Doug Talbot waved his hand at the Martians and then shook his head dismissively, as if to say, “Oh, please, you’re embarrassing me! I only do this job out of a love of humanity!” But I had no doubt that his happy hit squad of staff members were making careful notes as to who wasn’t clapping loudly enough.

As Susan continued to drizzle, I began craning my head around—looking for the curly-haired blonde with the gorgeous face and the killer body, and I found her sitting just across from me, on the opposite side of the circle. She was gorgeous, all right. She had soft, angelic features—not the chiseled model features of the Duchess, but they were beautiful nonetheless.

Suddenly the Martians jumped to their feet again, and Susan took an embarrassed bow. Then she lumbered over to Doug Talbot, bent over, and gave him a hug. But it wasn’t a warm hug; she kept her body far from his. It was the way Dr. Mengele’s few surviving patients must’ve hugged him, at atrocity reunions and such—a sort of extreme version of the Stockholm syndrome, where hostages come to revere their captors.
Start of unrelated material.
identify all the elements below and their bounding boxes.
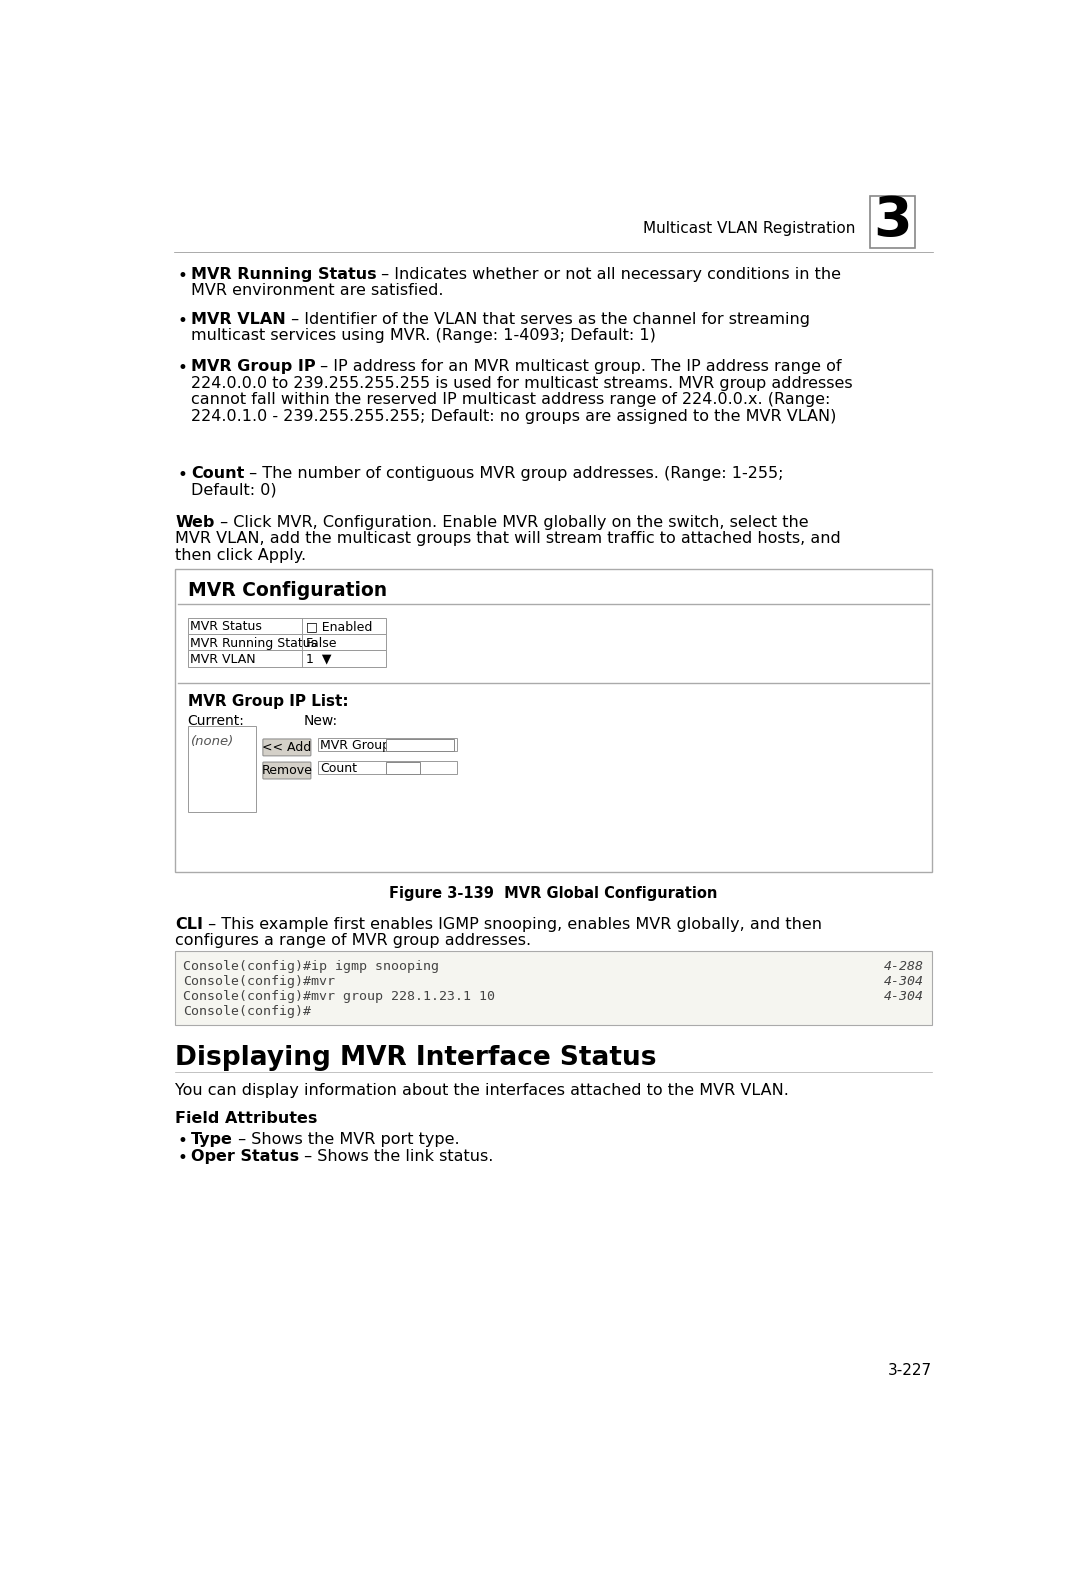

Now one of the staff began doing a bit of her own drizzling. When the Martians stood this time, I stood too. Everyone grabbed the hands of the people on either side of them, so I grabbed too.

In unison, we bowed our heads and chanted the AA mantra: “God, grant me the serenity to accept the things I cannot change, the courage to change the things I can, and the wisdom to know the difference.”